LAPD nutzt Dataminr zur Überwachung pro-palästinensischer Proteste – Datenschutzbedenken

2025-03-17
LAPD nutzt Dataminr zur Überwachung pro-palästinensischer Proteste – Datenschutzbedenken

Das Los Angeles Police Department (LAPD) nutzte Dataminr, ein Unternehmen für Social-Media-Überwachung, um pro-palästinensische Proteste zu verfolgen, was Bedenken hinsichtlich des Datenschutzes und der Meinungsfreiheit aufwirft.
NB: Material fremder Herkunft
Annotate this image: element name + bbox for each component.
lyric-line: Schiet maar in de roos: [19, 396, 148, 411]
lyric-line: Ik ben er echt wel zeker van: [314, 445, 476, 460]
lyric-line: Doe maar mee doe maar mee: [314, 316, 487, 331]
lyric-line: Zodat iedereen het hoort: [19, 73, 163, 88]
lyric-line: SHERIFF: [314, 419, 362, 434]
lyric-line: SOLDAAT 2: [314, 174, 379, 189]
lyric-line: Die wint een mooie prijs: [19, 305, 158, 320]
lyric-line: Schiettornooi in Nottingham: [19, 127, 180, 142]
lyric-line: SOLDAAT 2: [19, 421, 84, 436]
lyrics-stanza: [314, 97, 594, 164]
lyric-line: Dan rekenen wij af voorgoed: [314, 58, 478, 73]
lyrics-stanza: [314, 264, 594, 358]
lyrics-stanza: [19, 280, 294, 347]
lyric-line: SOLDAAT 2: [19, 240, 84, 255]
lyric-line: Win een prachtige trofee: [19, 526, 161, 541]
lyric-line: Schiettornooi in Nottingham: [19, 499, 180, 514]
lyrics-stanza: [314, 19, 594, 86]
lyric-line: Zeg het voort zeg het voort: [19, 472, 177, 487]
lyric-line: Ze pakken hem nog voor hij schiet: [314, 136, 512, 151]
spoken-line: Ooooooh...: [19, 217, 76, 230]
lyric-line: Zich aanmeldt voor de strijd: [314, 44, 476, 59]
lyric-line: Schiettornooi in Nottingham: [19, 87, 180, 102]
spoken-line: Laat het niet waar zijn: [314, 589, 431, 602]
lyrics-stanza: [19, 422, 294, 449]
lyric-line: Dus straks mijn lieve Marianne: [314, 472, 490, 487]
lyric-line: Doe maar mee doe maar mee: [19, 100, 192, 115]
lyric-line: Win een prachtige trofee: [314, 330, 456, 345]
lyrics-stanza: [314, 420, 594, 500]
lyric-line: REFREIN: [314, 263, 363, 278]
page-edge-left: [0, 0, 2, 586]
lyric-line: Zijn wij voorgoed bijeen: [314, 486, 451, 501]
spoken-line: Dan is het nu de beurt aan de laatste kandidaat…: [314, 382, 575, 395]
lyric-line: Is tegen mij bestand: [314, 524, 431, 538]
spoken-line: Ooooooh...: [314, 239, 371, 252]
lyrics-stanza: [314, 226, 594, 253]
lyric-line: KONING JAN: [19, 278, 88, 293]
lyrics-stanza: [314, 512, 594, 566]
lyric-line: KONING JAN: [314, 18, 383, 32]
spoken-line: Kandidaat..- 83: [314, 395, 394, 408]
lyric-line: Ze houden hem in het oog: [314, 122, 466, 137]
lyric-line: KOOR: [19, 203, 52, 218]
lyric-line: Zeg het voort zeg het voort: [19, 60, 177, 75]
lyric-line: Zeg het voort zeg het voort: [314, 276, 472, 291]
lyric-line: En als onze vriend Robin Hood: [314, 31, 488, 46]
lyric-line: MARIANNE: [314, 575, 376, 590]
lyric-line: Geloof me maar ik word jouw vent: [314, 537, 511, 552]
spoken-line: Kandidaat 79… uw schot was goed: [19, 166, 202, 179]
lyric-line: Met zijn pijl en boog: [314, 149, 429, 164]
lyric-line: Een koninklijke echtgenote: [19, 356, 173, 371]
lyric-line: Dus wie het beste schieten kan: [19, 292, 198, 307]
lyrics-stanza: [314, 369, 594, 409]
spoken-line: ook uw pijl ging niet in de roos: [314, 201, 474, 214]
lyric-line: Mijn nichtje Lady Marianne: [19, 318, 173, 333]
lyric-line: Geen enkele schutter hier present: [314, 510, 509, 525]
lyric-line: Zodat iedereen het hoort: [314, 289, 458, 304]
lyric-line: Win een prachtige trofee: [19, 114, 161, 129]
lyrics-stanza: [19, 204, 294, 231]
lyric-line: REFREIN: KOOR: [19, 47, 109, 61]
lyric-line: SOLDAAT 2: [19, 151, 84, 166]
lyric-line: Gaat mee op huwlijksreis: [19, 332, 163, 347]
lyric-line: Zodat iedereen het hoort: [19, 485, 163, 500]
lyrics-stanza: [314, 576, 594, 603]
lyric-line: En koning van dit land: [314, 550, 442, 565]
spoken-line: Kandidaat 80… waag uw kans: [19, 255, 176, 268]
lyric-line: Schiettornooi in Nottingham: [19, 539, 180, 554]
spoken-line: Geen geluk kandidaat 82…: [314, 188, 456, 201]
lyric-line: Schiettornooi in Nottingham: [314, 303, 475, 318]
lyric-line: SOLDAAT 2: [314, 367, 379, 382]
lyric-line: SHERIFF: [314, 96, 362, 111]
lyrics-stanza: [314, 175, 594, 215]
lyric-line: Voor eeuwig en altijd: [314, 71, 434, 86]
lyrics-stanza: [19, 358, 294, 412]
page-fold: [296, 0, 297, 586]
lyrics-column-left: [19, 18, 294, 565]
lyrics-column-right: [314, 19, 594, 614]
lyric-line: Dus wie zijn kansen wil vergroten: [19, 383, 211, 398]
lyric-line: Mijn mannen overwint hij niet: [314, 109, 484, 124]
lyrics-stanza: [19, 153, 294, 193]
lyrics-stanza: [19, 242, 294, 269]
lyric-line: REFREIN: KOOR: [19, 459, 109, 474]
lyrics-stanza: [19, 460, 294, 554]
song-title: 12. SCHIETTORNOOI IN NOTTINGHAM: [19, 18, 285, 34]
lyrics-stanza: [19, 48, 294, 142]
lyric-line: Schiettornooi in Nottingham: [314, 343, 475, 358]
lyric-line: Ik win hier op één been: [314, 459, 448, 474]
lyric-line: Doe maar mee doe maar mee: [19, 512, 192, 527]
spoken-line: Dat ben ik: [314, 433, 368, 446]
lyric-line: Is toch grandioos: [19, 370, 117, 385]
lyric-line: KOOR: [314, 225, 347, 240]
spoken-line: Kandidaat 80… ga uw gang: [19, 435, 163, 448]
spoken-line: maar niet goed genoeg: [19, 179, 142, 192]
Dataminr lieferte dem LAPD Echtzeit-Warnungen, einschließlich Informationen über bevorstehende Demonstrationen. Kritiker argumentieren, dass dies gegen die Rechte des Ersten Verfassungszusatzes verstößt und zu Selbstzensur führen könnte. Dataminr verteidigt seine Vorgehensweise mit der Aussage, es liefere nur öffentlich zugängliche Informationen, aber seine leistungsstarke Datenverarbeitungsfähigkeit ermöglicht die Überwachung von Informationen, die für normale Benutzer unzugänglich sind. Dieser Vorfall unterstreicht die potenzielle Bedrohung der Social-Media-Überwachung für die Meinungsfreiheit und die ethischen Bedenken hinsichtlich der Zusammenarbeit zwischen Regierung und privaten Unternehmen bei der Massenüberwachung.